Margaret Donnelly: 'Leo said farmers were the lifeblood of our economy, but now they are feeling forgotten'
Rural Ireland firmly believes the Government has forgotten about it. While just 12 months ago, the Taoiseach said farmers were the heartbeat of rural Ireland and the lifeblood of the recovered economy, he seems to have forgotten a couple of important things, so it is little wonder he is far from popular among farmers at the moment.
Two years ago, the Irish Independent’s farming website, FarmIreland, interviewed more than 1,000 farmers at marts around the country on various topics of the day.
Just over 30pc of the farmers said if there was a general election in the morning, they would vote for Fine Gael.
However, when you strip back the top-line figures, a considerable proportion said at the time “all politicians are the same”, and the candidate was more important than the party.
Last week, I went to a farmers’ meeting in Williamstown, Co Galway.
One of the 60 or so farmers who turned up, and stayed until well after 11pm, made a very clear point about the short-term memory of politicians.
“We are all forgotten in the west of Ireland,” he said. “Why don’t the politicians remember us now, like they did during the economic crash?”
Many farmers interpret the continuous stream of reports on climate change as direct attacks from urbanites, who they feel know very little about farming.
Unfortunately for Leo, his comments put him firmly in that category for many farmers with his misguided, to say the least, comments that he would be cutting back on the amount of meat he eats.
It is easy to say the Government has farmers’ backs, but actions speak louder than words, and the lack of clarity around what Leo will do to help farmers in the case of a no-deal Brexit is not helping matters.
While Brexit might be preoccupying Leo and his Government now, he should not forget it is also front and centre of farmers’ minds.
Brexit has the potential to affect the agri-food sector more than any other, and farmers have been given zero guarantees or clarity on what exactly will happen in the event of a no-deal Brexit.
Just a few months back, he said the Irish economy was so strong it would grow, even if there was a hard Brexit.
Leo obviously hadn’t got the memo on agri-food, the country’s largest indigenous sector. The beef sector alone is facing a negative impact to the tune of €700m-800m.

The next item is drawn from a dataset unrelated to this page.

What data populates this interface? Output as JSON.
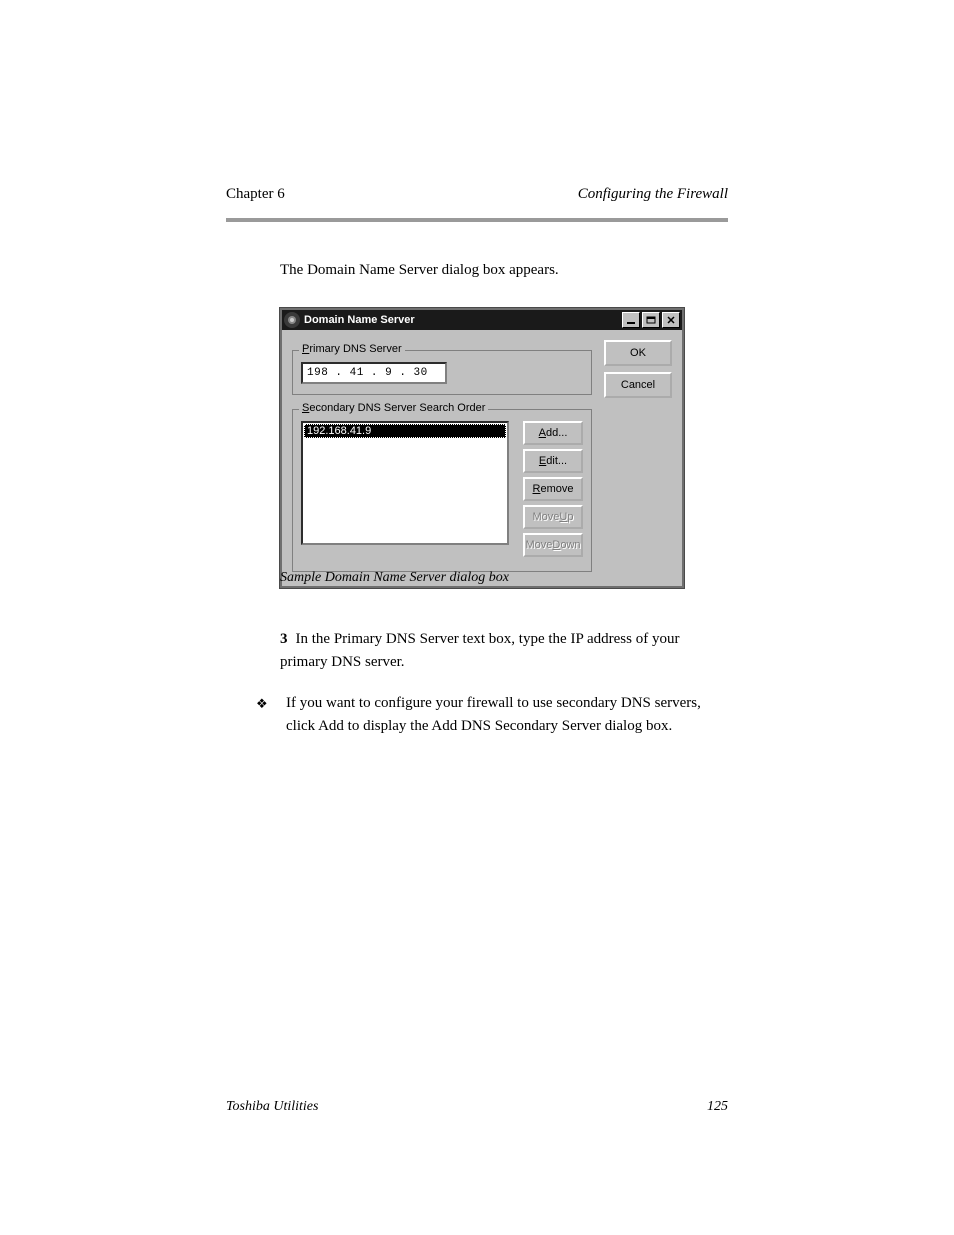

Nor should he forget that farmers are still the lifeblood of rural Ireland, and regardless of where their income comes from, they spend the majority of it in their local community, helping keep other rural businesses alive.
Last year, one of Leo’s major “farming” events was a Fine Gael-managed exercise in PR, which was live-streamed on Facebook.
Maybe if rural Ireland had better broadband, more people would have seen it.
If the Taoiseach wants to hear a non-filtered view from rural Ireland and enjoy an approval rating higher than the 25pc of farmers who are “happy” with his performance on agriculture, as a ‘Sunday Times’ poll has suggested, he would be well advised to take the time to visit a mart or two, and really get an idea of how farmers are feeling.
After all, his first visit to the Ploughing Championships was in advance of his announcement to run for party leader.
Mr Varadkar would also do well not to forget that farmers are some of the most active voters on election day – probably because they get up even earlier than the Taoiseach.
And while they may not have the option to put a number in a box with Leo’s name beside it, his rural representatives may well feel the impact when it comes to the farmers’ election choices.